Het College stelt vast dat uit de door verweerster aanvankelijk overgelegde selectie van het dossier en uit hetgeen door haar later in gesloten envelop is overgelegd, blijkt dat de door haar benoemde onderdelen (anamnese, psychologisch onderzoek, verslagen van onderzoeksgesprekken, beschrijvende diagnose en aantekeningen van zittingen, ouderbegeleiding en van overleg met collega’s) in het dossier aanwezig zijn. Uit de stukken blijkt ook dat de behandelmethode met de ouders is besproken. Uit de brief van 14 november 2015 aan de huisarts en de verwijzend jeugdarts blijkt eveneens dat een diagnose is gesteld, een behandelaanpak is bepaald en dat dit met de ouders is besproken. Naar het oordeel van het College heeft verweerster aldus haar dossier zodanig gevormd en bijgehouden dat de voortgang van de behandeling adequaat kon worden gewaarborgd en dat rekenschap over de behandeling kon worden afgelegd. Dat het dossier weinig structuur bevat, past bij de gekozen behandelaanpak, terwijl deze wijze van dossiervoering op zich nog steeds geaccepteerd is in de beroepsgroep. Het College is dan ook van oordeel dat verweerster op dit punt binnen de grenzen van een redelijke beroepsuitoefening is gebleven.

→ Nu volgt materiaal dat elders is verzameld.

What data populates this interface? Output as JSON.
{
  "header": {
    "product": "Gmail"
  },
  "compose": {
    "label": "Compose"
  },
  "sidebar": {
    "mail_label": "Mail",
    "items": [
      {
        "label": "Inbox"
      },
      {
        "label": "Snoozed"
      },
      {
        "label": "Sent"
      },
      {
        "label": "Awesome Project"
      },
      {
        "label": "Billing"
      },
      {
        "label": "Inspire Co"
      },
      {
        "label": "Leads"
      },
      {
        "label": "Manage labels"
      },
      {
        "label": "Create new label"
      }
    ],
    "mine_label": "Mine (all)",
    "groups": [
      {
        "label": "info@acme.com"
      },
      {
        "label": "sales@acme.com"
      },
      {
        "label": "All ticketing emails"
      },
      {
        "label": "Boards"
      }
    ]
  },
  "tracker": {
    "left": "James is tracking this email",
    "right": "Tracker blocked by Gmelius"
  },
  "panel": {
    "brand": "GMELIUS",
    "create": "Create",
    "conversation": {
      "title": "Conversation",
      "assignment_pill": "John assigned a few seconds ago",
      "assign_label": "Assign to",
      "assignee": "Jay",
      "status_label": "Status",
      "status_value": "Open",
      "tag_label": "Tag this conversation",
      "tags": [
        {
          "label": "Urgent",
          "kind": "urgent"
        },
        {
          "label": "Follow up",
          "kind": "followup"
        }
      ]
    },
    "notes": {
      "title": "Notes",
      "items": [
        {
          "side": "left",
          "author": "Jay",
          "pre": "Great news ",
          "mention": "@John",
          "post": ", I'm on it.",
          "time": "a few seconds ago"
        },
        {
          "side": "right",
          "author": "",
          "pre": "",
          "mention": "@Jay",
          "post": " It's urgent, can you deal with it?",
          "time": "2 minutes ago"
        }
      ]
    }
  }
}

5.12     De klacht onder 1 is ongegrond en zal worden afgewezen. 

6.         De beslissing

Het Regionaal Tuchtcollege voor de Gezondheidszorg te Den Haag beslist als volgt:

verklaart klagers in de klachten onder 2, 3 en 4 niet-ontvankelijk;

wijst de klacht onder 1 af.

Deze beslissing is gegeven door Y.J Wijnnobel - van Erp, voorzitter, M.M. van ‘t Nedereind, lid-jurist, C.H.J.A.M. van de Vijfeijken, T.A.W. van der Schoot en E.H. Muste, leden-beroepsgenoten, bijgestaan door B.J. Dekker, secretaris en uitgesproken in het openbaar op 12 maart 2019.

voorzitter                                                                                           secretaris

Tegen deze beslissing kan binnen zes weken na de dag van verzending van het afschrift ervan schriftelijk hoger beroep worden ingesteld bij het Centrale Tuchtcollege voor de Gezond­heidszorg door:

a.         de klager en/of klaagster, voor zover de klacht is afgewezen, of voor zover hij/zij

            niet-ontvankelijk is verklaard;

b.         degene over wie is geklaagd;

c.         de hoofdinspecteur of de regionale inspecteur Gezondheidszorg en Jeugd , wie de

            aangelegenheid uit hoofde van de hem toevertrouwde belangen aangaat.

Het tot het Centrale Tuchtcollege voor de Gezondheidszorg gerichte beroep­schrift wordt ingezon­den bij de secretaris van het Regionaal Tuchtcolle­ge voor de Gezondheidszorg te Den Haag, door wie het binnen de beroepstermijn moet zijn ontvangen. Indien het beroepschrift op of na 1 april 2019 wordt ontvangen, is voor de indiening daarvan een griffierecht van € 50,- verschuldigd. U ontvangt hierover bericht van het Centraal Tuchtcollege. Als degene die in beroep is gegaan geheel of gedeeltelijk in het gelijk wordt gesteld, wordt het griffierecht terugbetaald.